According to the survey results, the median pay for full-time writers was $20,300 in 2017, and that number decreased to $6,080 when part-time writers were considered. The latter figure reflects a 42 percent drop since 2009, when the median was $10,500. These findings are the result of an expansive 2018 study of more than 5,000 published book authors, across genres and including both traditional and self-published writers.
And de León shared that, unlike in the 1900s, today's writers need to supplement their incomes (e.g., teaching):
“In the 20th century, a good literary writer could earn a middle-class living just writing,” said Mary Rasenberger, executive director of the Authors Guild, citing William Faulkner, Ernest Hemingway and John Cheever. Now, most writers need to supplement their income with speaking engagements or teaching. Strictly book-related income — which is to say royalties and advances — are also down, almost 30 percent for full-time writers since 2009.

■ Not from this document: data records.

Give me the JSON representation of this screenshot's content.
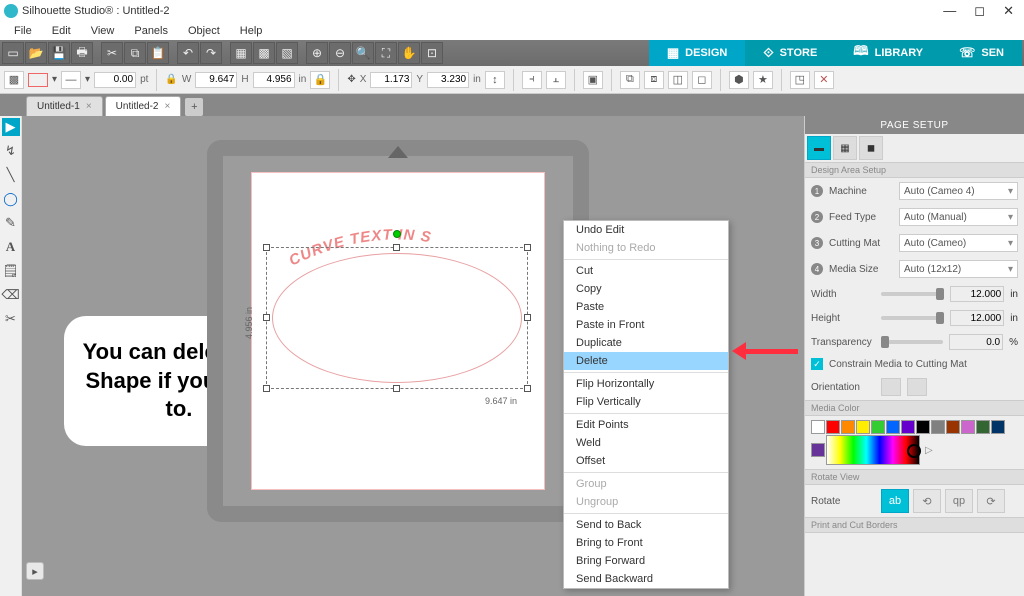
{
  "window": {
    "title": "Silhouette Studio® : Untitled-2"
  },
  "menu": [
    "File",
    "Edit",
    "View",
    "Panels",
    "Object",
    "Help"
  ],
  "topTabs": {
    "design": "DESIGN",
    "store": "STORE",
    "library": "LIBRARY",
    "send": "SEN"
  },
  "propbar": {
    "stroke_w": "0.00",
    "stroke_u": "pt",
    "w_lbl": "W",
    "w": "9.647",
    "h_lbl": "H",
    "h": "4.956",
    "size_u": "in",
    "x_lbl": "X",
    "x": "1.173",
    "y_lbl": "Y",
    "y": "3.230",
    "pos_u": "in"
  },
  "tabs": {
    "t1": "Untitled-1",
    "t2": "Untitled-2"
  },
  "canvas": {
    "curved_text": "CURVE TEXT IN S",
    "dim_w": "9.647 in",
    "dim_h": "4.956 in"
  },
  "callout": "You can delete the Shape if you want to.",
  "ctx": {
    "undo": "Undo Edit",
    "redo": "Nothing to Redo",
    "cut": "Cut",
    "copy": "Copy",
    "paste": "Paste",
    "pastefront": "Paste in Front",
    "dup": "Duplicate",
    "del": "Delete",
    "fliph": "Flip Horizontally",
    "flipv": "Flip Vertically",
    "editpts": "Edit Points",
    "weld": "Weld",
    "offset": "Offset",
    "group": "Group",
    "ungroup": "Ungroup",
    "sendback": "Send to Back",
    "bringfront": "Bring to Front",
    "bringfwd": "Bring Forward",
    "sendbkwd": "Send Backward"
  },
  "panel": {
    "title": "PAGE SETUP",
    "section_area": "Design Area Setup",
    "machine_lbl": "Machine",
    "machine_val": "Auto (Cameo 4)",
    "feed_lbl": "Feed Type",
    "feed_val": "Auto (Manual)",
    "mat_lbl": "Cutting Mat",
    "mat_val": "Auto (Cameo)",
    "media_lbl": "Media Size",
    "media_val": "Auto (12x12)",
    "width_lbl": "Width",
    "width_val": "12.000",
    "unit_in": "in",
    "height_lbl": "Height",
    "height_val": "12.000",
    "trans_lbl": "Transparency",
    "trans_val": "0.0",
    "unit_pct": "%",
    "constrain": "Constrain Media to Cutting Mat",
    "orient_lbl": "Orientation",
    "section_color": "Media Color",
    "section_rotate": "Rotate View",
    "rotate_lbl": "Rotate",
    "section_print": "Print and Cut Borders"
  },
  "swatches": [
    "#ffffff",
    "#ff0000",
    "#ff8800",
    "#ffee00",
    "#33cc33",
    "#0066ff",
    "#6600cc",
    "#000000",
    "#808080",
    "#993300",
    "#cc66cc",
    "#336633",
    "#003366",
    "#663399"
  ]
}
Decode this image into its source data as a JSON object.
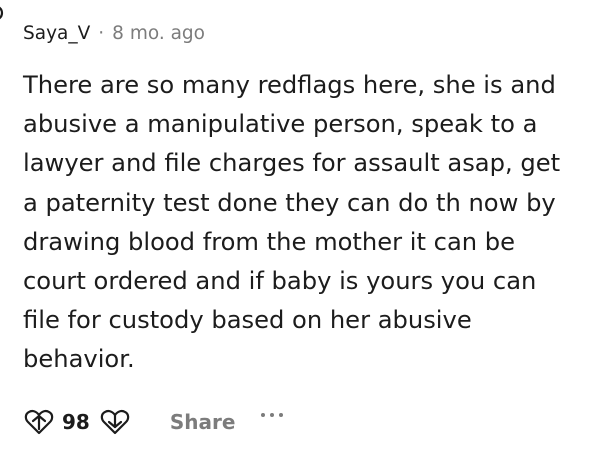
{
  "comment": {
    "username": "Saya_V",
    "separator": "·",
    "time": "8 mo. ago",
    "body": "There are so many redflags here, she is and\nabusive a manipulative person, speak to a\nlawyer and file charges for assault asap, get\na paternity test done they can do th now by\ndrawing blood from the mother it can be\ncourt ordered and if baby is yours you can\nfile for custody based on her abusive\nbehavior.",
    "score": "98",
    "share_label": "Share"
  },
  "icons": {
    "upvote": "upvote-heart-icon",
    "downvote": "downvote-heart-icon",
    "more": "more-options-icon"
  },
  "colors": {
    "text": "#1c1c1c",
    "muted": "#7c7c7c",
    "background": "#ffffff"
  }
}
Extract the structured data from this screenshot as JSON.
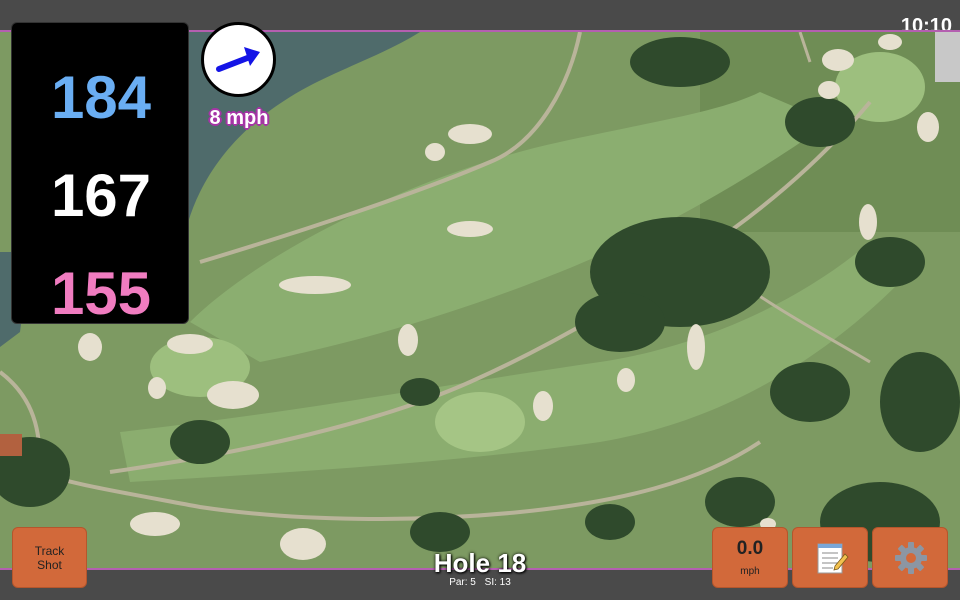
{
  "status": {
    "time": "10:10"
  },
  "distances": {
    "back": "184",
    "middle": "167",
    "front": "155"
  },
  "wind": {
    "speed_label": "8 mph",
    "direction_icon": "arrow-icon",
    "arrow_color": "#1414e6"
  },
  "hole": {
    "title": "Hole 18",
    "par_label": "Par: 5",
    "si_label": "SI: 13"
  },
  "buttons": {
    "track_shot_line1": "Track",
    "track_shot_line2": "Shot",
    "wind_value": "0.0",
    "wind_unit": "mph",
    "notes_icon": "notepad-icon",
    "settings_icon": "gear-icon"
  },
  "colors": {
    "distance_back": "#6aaef3",
    "distance_middle": "#ffffff",
    "distance_front": "#f07cc0",
    "button": "#d2693a",
    "accent": "#b45fb0"
  }
}
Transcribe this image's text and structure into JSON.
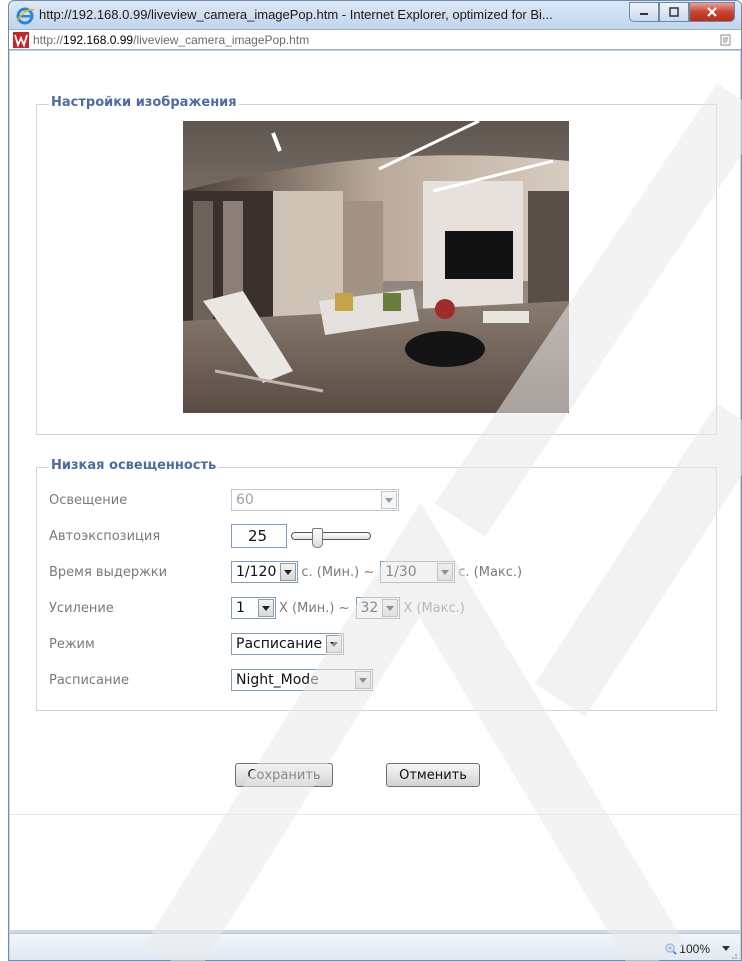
{
  "window": {
    "title": "http://192.168.0.99/liveview_camera_imagePop.htm - Internet Explorer, optimized for Bi...",
    "address_prefix": "http://",
    "address_host": "192.168.0.99",
    "address_path": "/liveview_camera_imagePop.htm"
  },
  "image_settings": {
    "legend": "Настройки изображения"
  },
  "low_light": {
    "legend": "Низкая освещенность",
    "illumination": {
      "label": "Освещение",
      "value": "60"
    },
    "auto_exposure": {
      "label": "Автоэкспозиция",
      "value": "25",
      "slider_level": 0.3
    },
    "exposure_time": {
      "label": "Время выдержки",
      "min_value": "1/120",
      "min_unit": "с.  (Мин.) ~",
      "max_value": "1/30",
      "max_unit": "с.  (Макс.)"
    },
    "gain": {
      "label": "Усиление",
      "min_value": "1",
      "min_unit": "X  (Мин.) ~",
      "max_value": "32",
      "max_unit": "X  (Макс.)"
    },
    "mode": {
      "label": "Режим",
      "value": "Расписание"
    },
    "schedule": {
      "label": "Расписание",
      "value": "Night_Mode"
    }
  },
  "buttons": {
    "save": "Сохранить",
    "cancel": "Отменить"
  },
  "statusbar": {
    "zoom": "100%"
  },
  "icons": {
    "browser": "ie-icon",
    "site": "site-icon",
    "compat": "compatibility-view-icon",
    "zoom": "zoom-icon"
  }
}
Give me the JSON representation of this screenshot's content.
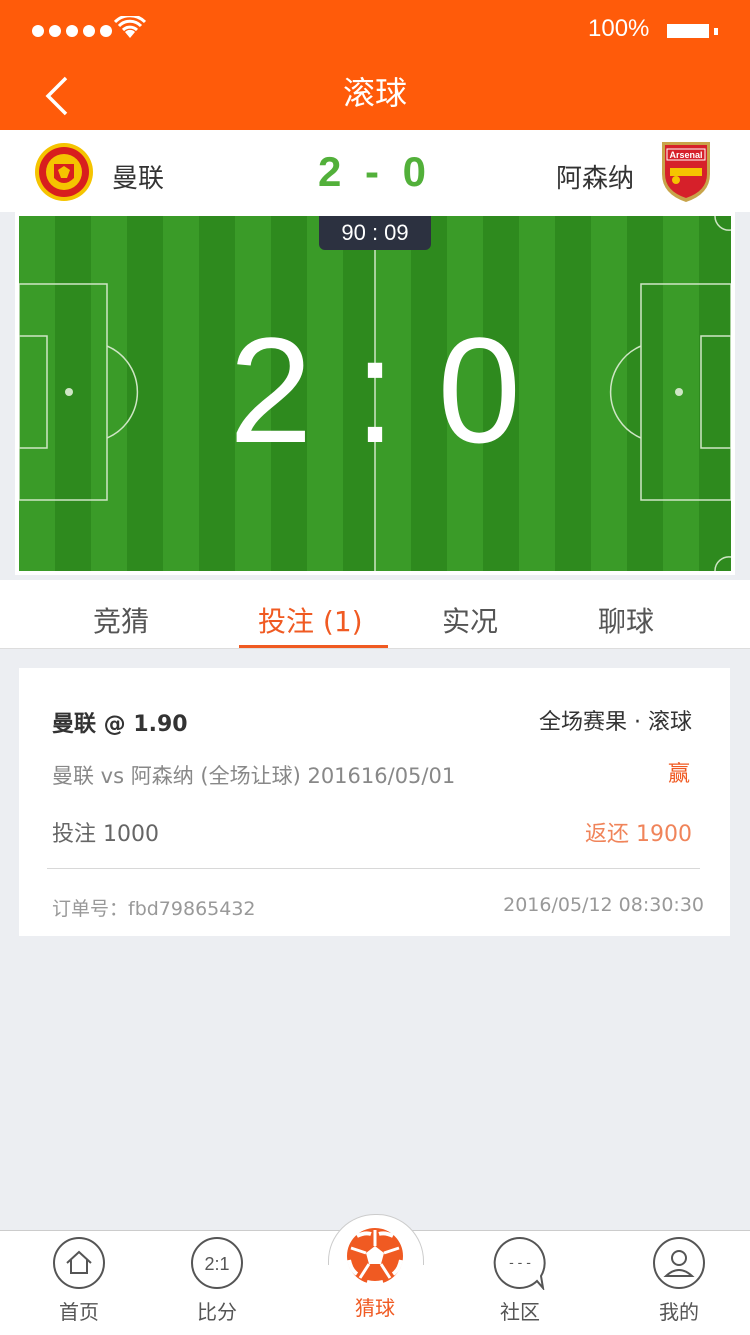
{
  "status_bar": {
    "battery": "100%"
  },
  "header": {
    "title": "滚球"
  },
  "match": {
    "home_team": "曼联",
    "away_team": "阿森纳",
    "score_mini": "2 - 0",
    "timer": "90 : 09",
    "big_score": "2 : 0"
  },
  "tabs": [
    {
      "label": "竞猜"
    },
    {
      "label": "投注 (1)"
    },
    {
      "label": "实况"
    },
    {
      "label": "聊球"
    }
  ],
  "bet": {
    "pick": "曼联 @ 1.90",
    "market": "全场赛果 · 滚球",
    "description": "曼联 vs 阿森纳 (全场让球) 201616/05/01",
    "result": "赢",
    "stake": "投注 1000",
    "returned": "返还 1900",
    "order_no": "订单号：fbd79865432",
    "time": "2016/05/12 08:30:30"
  },
  "nav": [
    {
      "label": "首页",
      "icon": "home-icon"
    },
    {
      "label": "比分",
      "icon": "score-icon",
      "icon_text": "2:1"
    },
    {
      "label": "猜球",
      "icon": "soccer-ball-icon"
    },
    {
      "label": "社区",
      "icon": "chat-icon",
      "icon_text": "- - -"
    },
    {
      "label": "我的",
      "icon": "profile-icon"
    }
  ],
  "colors": {
    "brand": "#ff5b0a",
    "accent": "#f05a22",
    "score_green": "#52b03a",
    "pitch_dark": "#2e8a1e",
    "pitch_light": "#3a9b28"
  }
}
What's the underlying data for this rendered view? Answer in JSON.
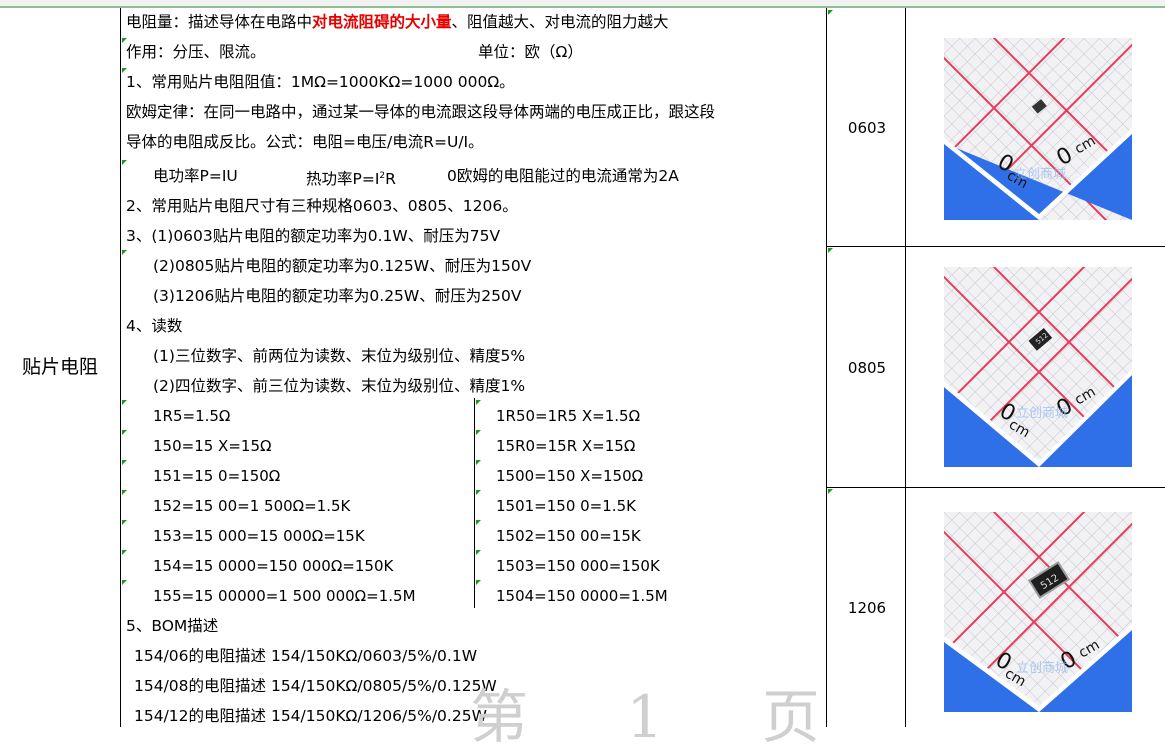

de León attributed the decline in writer's pay to a decline in freelance journalism and "Amazon’s lion’s share of the self-publishing, e-book and resale market":
Writing for magazines and newspapers was once a solid source of additional income for professional writers, but the decline in freelance journalism and pay has meant less opportunity for authors to write for pay. Many print publications, which offered the highest rate, have been shuttered altogether.
The decline in earnings is also largely because of Amazon’s lion’s share of the self-publishing, e-book and resale market, Ms. Rasenberger said. The conglomerate charges commission and marketing fees to publishers that Ms. Rasenberger said essentially prevent their books from being buried on the site. Small and independent publishers, which have fewer resources and bargaining power, have been particularly hard hit. Book publishing companies are passing these losses along to writers in the form of lower royalties and advances, and authors also lose out on income from books resold on the platform.
de León reminded me of Jerry Saltz's New York article "How to be an Artist [e.g., Writer]" where Saltz wrote that an artist slash writer should not feel bad about the likelihood of being poor, because one should not write to be rich:
Lesson 20: Accept That You Will Likely Be Poor
Even though all we see of the art world these days are astronomical prices, glitz, glamour, and junkie-like behavior, remember that only one percent of one percent of one percent of all artists become rich off their artwork. You may feel overlooked, underrecognized, and underpaid. Too bad. Stop feeling sorry for yourself; that’s not why you’re doing this.